Thursday, July 11, 2013

"The Laborer Deserves His Keep"

I started to write this blog post yesterday, but then the children (remember, I'm a nanny now...how can you forget if you follow me on Twitter ;) came running in to ask me something and all was lost. Sigh. I'm beginning to have great empathy particularly for my single mother friends. I don't know how you do it and juggle everything else.  I've always wondered this, which is why I have, perhaps, never felt called to motherhood. Juggling stresses me out!  I can do it (figuratively speaking) and I'm even kind of good at it, but I don't choose it. And i also prefer to juggle solo ;)  I have been told I have great maternal instinct, but I choose to use that instinct towards my students or for other people's kids who I can hand back after a couple of hours.
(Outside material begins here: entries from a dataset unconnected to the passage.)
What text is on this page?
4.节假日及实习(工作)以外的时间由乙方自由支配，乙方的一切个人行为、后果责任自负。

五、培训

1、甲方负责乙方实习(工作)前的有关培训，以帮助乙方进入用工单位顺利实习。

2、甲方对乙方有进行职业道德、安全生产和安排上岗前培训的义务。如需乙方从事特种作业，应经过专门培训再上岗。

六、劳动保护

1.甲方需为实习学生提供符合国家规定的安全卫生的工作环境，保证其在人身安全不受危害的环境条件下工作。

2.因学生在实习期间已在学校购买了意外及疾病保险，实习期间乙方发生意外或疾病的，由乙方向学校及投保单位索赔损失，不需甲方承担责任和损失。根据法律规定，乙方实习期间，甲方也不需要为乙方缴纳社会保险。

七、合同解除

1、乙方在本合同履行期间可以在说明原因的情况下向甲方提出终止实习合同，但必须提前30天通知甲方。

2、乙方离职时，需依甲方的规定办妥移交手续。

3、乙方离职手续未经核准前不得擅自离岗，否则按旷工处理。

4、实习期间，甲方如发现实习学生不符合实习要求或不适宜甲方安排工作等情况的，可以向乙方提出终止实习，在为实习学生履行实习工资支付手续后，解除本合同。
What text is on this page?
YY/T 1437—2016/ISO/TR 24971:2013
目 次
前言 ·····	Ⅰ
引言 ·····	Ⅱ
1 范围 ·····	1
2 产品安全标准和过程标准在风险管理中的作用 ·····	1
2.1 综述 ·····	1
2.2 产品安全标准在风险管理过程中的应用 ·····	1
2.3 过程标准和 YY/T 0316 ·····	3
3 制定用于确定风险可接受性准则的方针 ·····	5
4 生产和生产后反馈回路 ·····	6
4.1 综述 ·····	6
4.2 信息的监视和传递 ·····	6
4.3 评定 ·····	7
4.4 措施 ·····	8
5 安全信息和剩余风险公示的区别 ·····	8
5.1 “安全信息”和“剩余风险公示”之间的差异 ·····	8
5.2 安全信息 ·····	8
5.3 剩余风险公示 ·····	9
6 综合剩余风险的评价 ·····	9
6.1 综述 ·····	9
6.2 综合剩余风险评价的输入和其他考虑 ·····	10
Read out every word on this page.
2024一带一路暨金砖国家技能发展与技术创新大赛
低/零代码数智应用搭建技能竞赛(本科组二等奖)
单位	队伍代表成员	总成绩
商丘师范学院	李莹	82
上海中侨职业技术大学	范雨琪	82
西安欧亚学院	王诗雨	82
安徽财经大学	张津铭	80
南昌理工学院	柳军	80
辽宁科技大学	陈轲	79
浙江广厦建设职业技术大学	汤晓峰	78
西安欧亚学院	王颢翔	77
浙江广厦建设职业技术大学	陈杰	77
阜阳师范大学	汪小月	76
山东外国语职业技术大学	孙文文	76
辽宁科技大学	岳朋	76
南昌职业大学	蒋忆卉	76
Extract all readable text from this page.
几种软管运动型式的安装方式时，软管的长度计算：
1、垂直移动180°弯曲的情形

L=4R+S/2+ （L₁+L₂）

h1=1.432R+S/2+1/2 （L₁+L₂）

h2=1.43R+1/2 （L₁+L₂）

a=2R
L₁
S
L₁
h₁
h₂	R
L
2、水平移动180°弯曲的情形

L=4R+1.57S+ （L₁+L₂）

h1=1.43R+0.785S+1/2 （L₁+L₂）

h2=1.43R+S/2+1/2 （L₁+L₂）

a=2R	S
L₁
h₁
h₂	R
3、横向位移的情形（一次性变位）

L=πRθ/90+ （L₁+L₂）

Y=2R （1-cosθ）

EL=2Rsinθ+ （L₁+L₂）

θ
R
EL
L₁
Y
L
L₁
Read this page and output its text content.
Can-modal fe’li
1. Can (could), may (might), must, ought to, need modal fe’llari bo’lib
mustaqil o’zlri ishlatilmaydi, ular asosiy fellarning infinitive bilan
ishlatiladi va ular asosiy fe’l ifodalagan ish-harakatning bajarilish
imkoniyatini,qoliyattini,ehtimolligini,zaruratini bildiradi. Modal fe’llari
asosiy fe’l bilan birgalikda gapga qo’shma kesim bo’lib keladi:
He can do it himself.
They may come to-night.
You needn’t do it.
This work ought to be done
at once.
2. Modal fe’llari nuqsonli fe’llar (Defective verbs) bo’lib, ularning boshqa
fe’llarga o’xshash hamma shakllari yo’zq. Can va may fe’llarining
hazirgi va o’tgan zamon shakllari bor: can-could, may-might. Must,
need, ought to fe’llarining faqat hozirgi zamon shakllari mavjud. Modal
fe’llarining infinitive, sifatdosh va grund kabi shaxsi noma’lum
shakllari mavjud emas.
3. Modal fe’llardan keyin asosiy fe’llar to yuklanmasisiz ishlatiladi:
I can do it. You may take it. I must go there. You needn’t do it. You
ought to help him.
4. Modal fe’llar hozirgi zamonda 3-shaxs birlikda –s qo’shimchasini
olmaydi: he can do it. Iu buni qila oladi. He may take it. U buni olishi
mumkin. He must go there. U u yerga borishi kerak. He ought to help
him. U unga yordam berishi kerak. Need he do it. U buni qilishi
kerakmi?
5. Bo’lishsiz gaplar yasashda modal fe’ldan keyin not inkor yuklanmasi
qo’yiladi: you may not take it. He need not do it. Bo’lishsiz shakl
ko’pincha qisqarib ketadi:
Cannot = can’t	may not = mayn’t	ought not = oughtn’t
This is why many were shocked when I announced I was going to nanny this summer. I had made my distaste for spending my free time with children rather known (teaching teenagers is a different story. You can talk more with teenagers as opposed to having to come up with new games every day and managing your own classroom is way different than having to fend for yourself in an adventure in babysitting) so people wanted to know WHY. Why take a summer job? Why take THIS summer job?

As I said in my last blog post, I did feel somewhat called to it. Maybe to feel empathy for my friends with kids who are growing by the numbers. I also had met the kids and they seemed really cool and chill and that it would be fun to get to know them (which it is). But mostly, I wanted to DO something. I know summer is for sitting and relaxing, but I have never been able to do that for long! I don't know about you, but I always have to be doing something, accomplishing some kind of goal, and making good use of my time...damn my strong work ethic!

It is interesting that, in this time of relaxing and summer, we have had at Mass this week readings about labor. This past Sunday at Mass we heard that "the harvest is abundant but the laborers are few" and in today's Gospel Jesus tells his apostles to do all these tasks that seem impossible: "Cure the sick! Raise the dead! But take nothing with you! The laborer deserves his keep." (Matt. 10: 7-15)

My thoughts on these Gospels have been: "Send more laborers into your harvest already! I'm starting to get a little frustrated and tired, here. Why can't I just lay around and get lost in video games and the traps of the culture like everyone else? Humph. And what does it mean, Jesus, that the 'laborer deserves his keep?' you just told us to keep nothing! I'm onto you!" I mean, I know I said that I like to keep busy and work, but WHY me? 

So these are the questions I have found myself asking this summer: Why labor? Why take the job in the summer? Why try to stay busy and persevere? Why labor in the Church when many make it seem like a lost cause?

I clearly have to meditate more on these things, but God does provide some answers in this week's readings. The Old Testament readings have been the story of Jacob and his sons. I love teaching this particular chapter to my students because they always freak out when they realize what a playa Jacob was: 12 sons (and probs even more kids counting his daughters) by at least four women. AND Jacob got to be blessed by God and given the name Israel even though he tricked his father Isaac into giving him the inheritance and birthright in the first place. These stories never make much sense to us because it doesn't seem fair. It's not fair that Jacob is one of the founding patriarchs of our faith when he lied and became a polygamist. Just like it might not seem fair that we have to work so hard. But I have come to see these stories as stories of hope. If they can do all that crazy and still be blessed and forgiven, certainly God will keep his covenant with me!

And so we see in the readings that it's not always fair they way things work out, but God is faithful. That is what the Old Testament readings are meant to show us: that God has kept and fulfilled His promises. It is hard to remember in the midst of our labor, but it is what does and should keep me going and why I do what I do. I just have to have these reminders from time to time and God knows that. 

The last bit of Scripture I will leave with today: "Without cost you have received, without cost you are to give." This line is also from today's Gospel and I believe sums up what I've been trying to say. It may not seem (at least it doesn't for me!) that I was given something without cost. I feel like I have earned what God has given me and worked hard for it, but the reality is, we don't have to do anything. God's grace is a free gift and we don't earn it. This a hard concept for us to understand, and sometimes we want to show off our labor like a badge of honor, but it is not ours to tote around and flaunt. This is why we labor: to share the gift that is worthy to be given freely. Not just to keep us busy, but because we have been given a gift that we are called to share. And I guess since it's not really us doing all the work in the first place, that's why we don't really deserve our "keep." But he gives us the reward of His promises any way. 

Peace,
Julia

Some evidence of my "labor" this summer:

I've become quite the baker thanks to my new little helper...


We also have Fashion Shows...



I join the moms in the waiting area at gymanstics class....


And I rejoice when I get a moment to read when they are playing with friends :) I'm like a pseudo-mom!